11. Cerita

1.9K 269 1
                                    

FADIL kembali sebelum sholat Jum'at dimulai. Karena waktu sudah mepet akhirnya Edo dan Nino memutuskan untuk menelan pertanyaan mereka sampai waktu sholat Jum'at selesai.

Tidak ditemui hal janggal pada sikap Fadil. Anak itu usil dan menjengkelkan seperti biasanya. Yang menjadi pertanyaan besar keduanya adalah memar yang mereka lihat di dahi remaja jangkung itu. Tidak parah memang, namun warna merah keunguan itu terlihat jelas karena kulit asli Fadil sangat putih dan pucat.

Katakan Edo dan Nino tidak kusyuk kali ini. Saat ada kotbah mereka bahkan hanya menfokuskan tatapan pada Fadil. Fadil sendiri sempat menoleh dan melempar tanya pada keduanya, berpura-pura bingung dan tidak mengerti apa-apa.

--

Saat mereka bertiga selesai memakai sepatu, Nino dan Edo segera menyeret Fadil ke arah koridor penghubung lapangan voly dengan taman belakang sekolah.

"Kalian kenapa sih?" tanya Fadil sok heran dengan kelakuan kedua sahabatnya.

Ketiganya saat ini tengah duduk di salah satu bangku di bawah pohon beringin yang cukup teduh.

"Darimana?" Suara Edo saat ini terdengar dingin, tidak seperti biasa.

Fadil menelan ludahnya susah payah sebelum akhirnya menjawab pertanyaan Edo. "Ketemu nyokap."

Jawaban polos itu mengundang gerakan rotasi mata Edo dan Nino.

"Terus?"

"Mama ngajak ngobrol sebentar."

Fadil merutuk dalam hati. Dia sangat lemah dalam hal berbohong. Dia lebih baik berbohong dengan tindakan daripada dengan ucapan.

"Kan lo sekolah. Nyokap lo tau kan?" Suara Nino yang diliputi emosi keluar. Dari awal ntah kenapa ia sangat tidak menyukai Ibu dari sahabatnya itu. Padahal mereka belum pernah bertemu.

Fadil mengangguk.

"Terus? Sepenting apa sampai nyita waktu belajar anaknya? Nyokap lo sakit?"

Fadil menggeleng cepat. Duh gimana sih caranya bohong. Nino galak banget. Batin Fadil ketakutan.

"Jawab!" sentak Nino membuat Fadil terlonjak.

"Itu..."

Fadil sempat berpikir sebelum akhirnya menemukan ide berlian di kepalanya, "Nyokap gue tanya kenapa kerjaannya udah beres. Dan agak marah pas tau gue ngerjain semaleman. Jadi debat gitu deh."

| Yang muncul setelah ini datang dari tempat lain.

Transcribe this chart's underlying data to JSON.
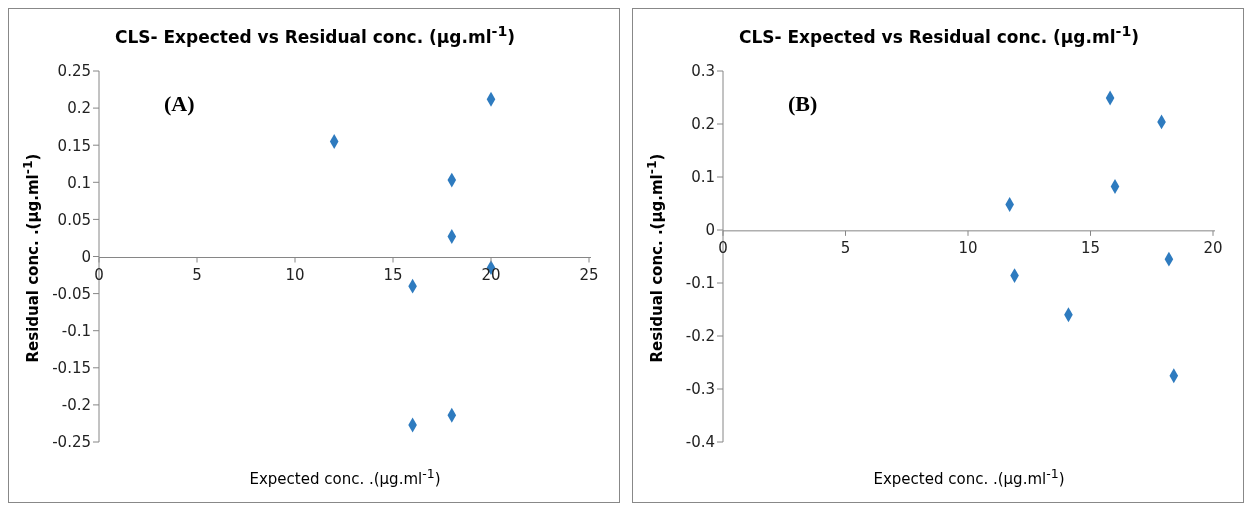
{
  "chart_data": [
    {
      "type": "scatter",
      "title": "CLS- Expected vs Residual conc. (µg.ml$^{-1}$)",
      "xlabel": "Expected conc. .(µg.ml$^{-1}$)",
      "ylabel": "Residual conc.  .(µg.ml$^{-1}$)",
      "annotations": [
        "(A)"
      ],
      "marker": "diamond",
      "grid": false,
      "legend": false,
      "x": [
        12,
        16,
        16,
        18,
        18,
        18,
        20,
        20
      ],
      "series": [
        {
          "color": "#2e7bbf",
          "values": [
            0.155,
            -0.04,
            -0.227,
            0.103,
            0.027,
            -0.214,
            0.212,
            -0.015
          ]
        }
      ],
      "xlim": [
        0,
        25
      ],
      "xticks": [
        0,
        5,
        10,
        15,
        20,
        25
      ],
      "ylim": [
        -0.25,
        0.25
      ],
      "yticks": [
        -0.25,
        -0.2,
        -0.15,
        -0.1,
        -0.05,
        0,
        0.05,
        0.1,
        0.15,
        0.2,
        0.25
      ]
    },
    {
      "type": "scatter",
      "title": "CLS- Expected vs Residual conc. (µg.ml$^{-1}$)",
      "xlabel": "Expected conc. .(µg.ml$^{-1}$)",
      "ylabel": "Residual conc.  .(µg.ml$^{-1}$)",
      "annotations": [
        "(B)"
      ],
      "marker": "diamond",
      "grid": false,
      "legend": false,
      "x": [
        11.7,
        11.9,
        14.1,
        15.8,
        16,
        17.9,
        18.2,
        18.4
      ],
      "series": [
        {
          "color": "#2e7bbf",
          "values": [
            0.048,
            -0.086,
            -0.16,
            0.249,
            0.082,
            0.204,
            -0.055,
            -0.275
          ]
        }
      ],
      "xlim": [
        0,
        20
      ],
      "xticks": [
        0,
        5,
        10,
        15,
        20
      ],
      "ylim": [
        -0.4,
        0.3
      ],
      "yticks": [
        -0.4,
        -0.3,
        -0.2,
        -0.1,
        0,
        0.1,
        0.2,
        0.3
      ]
    }
  ]
}
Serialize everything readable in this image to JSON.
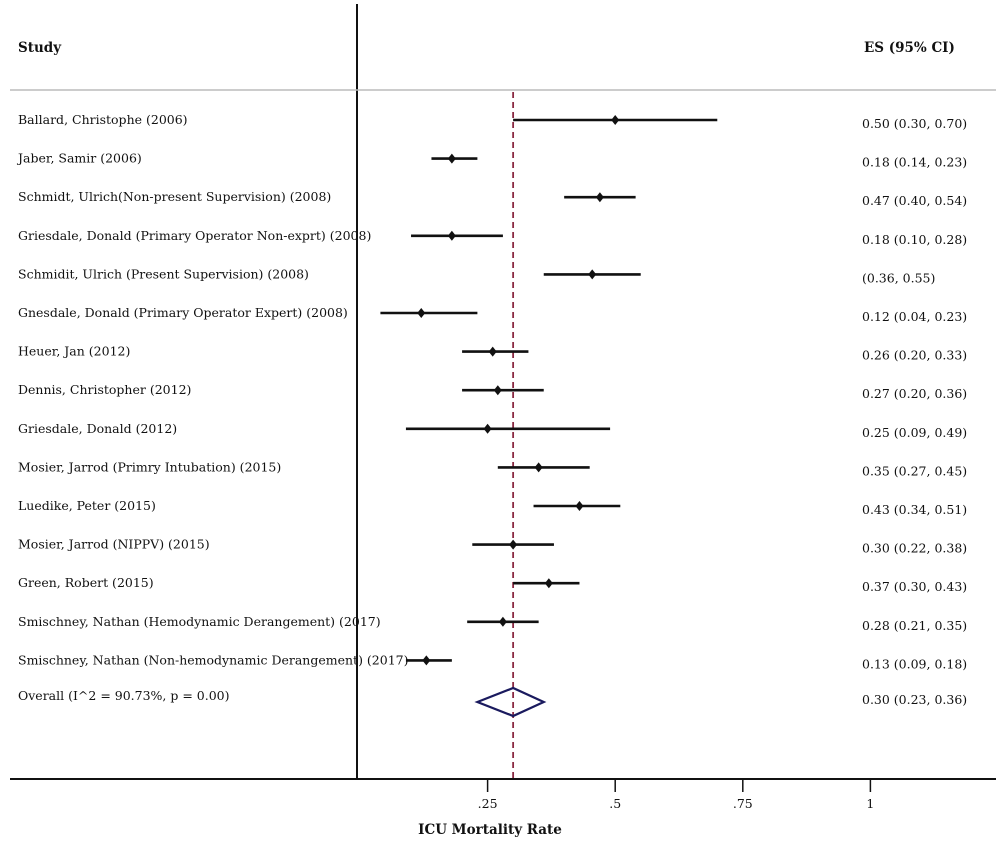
{
  "chart_data": {
    "type": "forest",
    "header": {
      "study": "Study",
      "es": "ES (95% CI)"
    },
    "xlabel": "ICU Mortality Rate",
    "xlim": [
      0.0,
      1.25
    ],
    "ticks": [
      {
        "value": 0.25,
        "label": ".25"
      },
      {
        "value": 0.5,
        "label": ".5"
      },
      {
        "value": 0.75,
        "label": ".75"
      },
      {
        "value": 1.0,
        "label": "1"
      }
    ],
    "reference_line": 0.3,
    "reference_color": "#8b2942",
    "diamond_color": "#1a1a5e",
    "studies": [
      {
        "label": "Ballard, Christophe (2006)",
        "es": 0.5,
        "lo": 0.3,
        "hi": 0.7,
        "ci_text": "0.50 (0.30, 0.70)"
      },
      {
        "label": "Jaber, Samir (2006)",
        "es": 0.18,
        "lo": 0.14,
        "hi": 0.23,
        "ci_text": "0.18 (0.14, 0.23)"
      },
      {
        "label": "Schmidt, Ulrich(Non-present Supervision) (2008)",
        "es": 0.47,
        "lo": 0.4,
        "hi": 0.54,
        "ci_text": "0.47 (0.40, 0.54)"
      },
      {
        "label": "Griesdale, Donald (Primary Operator Non-exprt) (2008)",
        "es": 0.18,
        "lo": 0.1,
        "hi": 0.28,
        "ci_text": "0.18 (0.10, 0.28)"
      },
      {
        "label": "Schmidit, Ulrich (Present Supervision) (2008)",
        "es": 0.455,
        "lo": 0.36,
        "hi": 0.55,
        "ci_text": "(0.36, 0.55)"
      },
      {
        "label": "Gnesdale, Donald (Primary Operator Expert) (2008)",
        "es": 0.12,
        "lo": 0.04,
        "hi": 0.23,
        "ci_text": "0.12 (0.04, 0.23)"
      },
      {
        "label": "Heuer, Jan (2012)",
        "es": 0.26,
        "lo": 0.2,
        "hi": 0.33,
        "ci_text": "0.26 (0.20, 0.33)"
      },
      {
        "label": "Dennis, Christopher (2012)",
        "es": 0.27,
        "lo": 0.2,
        "hi": 0.36,
        "ci_text": "0.27 (0.20, 0.36)"
      },
      {
        "label": "Griesdale, Donald (2012)",
        "es": 0.25,
        "lo": 0.09,
        "hi": 0.49,
        "ci_text": "0.25 (0.09, 0.49)"
      },
      {
        "label": "Mosier, Jarrod (Primry Intubation) (2015)",
        "es": 0.35,
        "lo": 0.27,
        "hi": 0.45,
        "ci_text": "0.35 (0.27, 0.45)"
      },
      {
        "label": "Luedike, Peter (2015)",
        "es": 0.43,
        "lo": 0.34,
        "hi": 0.51,
        "ci_text": "0.43 (0.34, 0.51)"
      },
      {
        "label": "Mosier, Jarrod (NIPPV) (2015)",
        "es": 0.3,
        "lo": 0.22,
        "hi": 0.38,
        "ci_text": "0.30 (0.22, 0.38)"
      },
      {
        "label": "Green, Robert (2015)",
        "es": 0.37,
        "lo": 0.3,
        "hi": 0.43,
        "ci_text": "0.37 (0.30, 0.43)"
      },
      {
        "label": "Smischney, Nathan (Hemodynamic Derangement) (2017)",
        "es": 0.28,
        "lo": 0.21,
        "hi": 0.35,
        "ci_text": "0.28 (0.21, 0.35)"
      },
      {
        "label": "Smischney, Nathan (Non-hemodynamic Derangement) (2017)",
        "es": 0.13,
        "lo": 0.09,
        "hi": 0.18,
        "ci_text": "0.13 (0.09, 0.18)"
      }
    ],
    "overall": {
      "label": "Overall (I^2 = 90.73%, p = 0.00)",
      "es": 0.3,
      "lo": 0.23,
      "hi": 0.36,
      "ci_text": "0.30 (0.23, 0.36)"
    }
  }
}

Mata Nino memicing. Laki-laki itu tentu tidak percaya begitu saja. Tapi itu nanti saja, dia akan mengorek sampai akar jika sudah waktunya.

"Itu kerjaan nyokap lo. Tanggup jawab dia. Lo masih SMA, nggak seharusnya ikut campur urusan orang dewasa." Suara Nino masih dingin dan datar.

Fadil memejam. Anak itu sebenarnya tertekan, dimana dia berada dia merasa selalu dihakimi. Kecuali dengan papanya. Fadil tau maksud kedua sahabatnya baik. Tapi tidak harus sekarang kan membahas semua ini? Pikirannya sudah lelah, dia butuh menenangkan diri.

"Tapi beliau nyokap gue. Gue cuma mau bantu," jawabnya lirih.

"Bantuan macam apa yang bisa dilakuin anak SMA buat ngembangkan perusahaan orang tuanya? Rencana kerja, rincian produksi, supplayer, dan detail lainnya. Anak SMA ini manusia macam apa?" Fadil terdiam saat Edo berujar. Rupanya kedua sahabatnya itu sempat membaca hasil kerjanya semalam. Bodohnya Fadil tidak tau itu.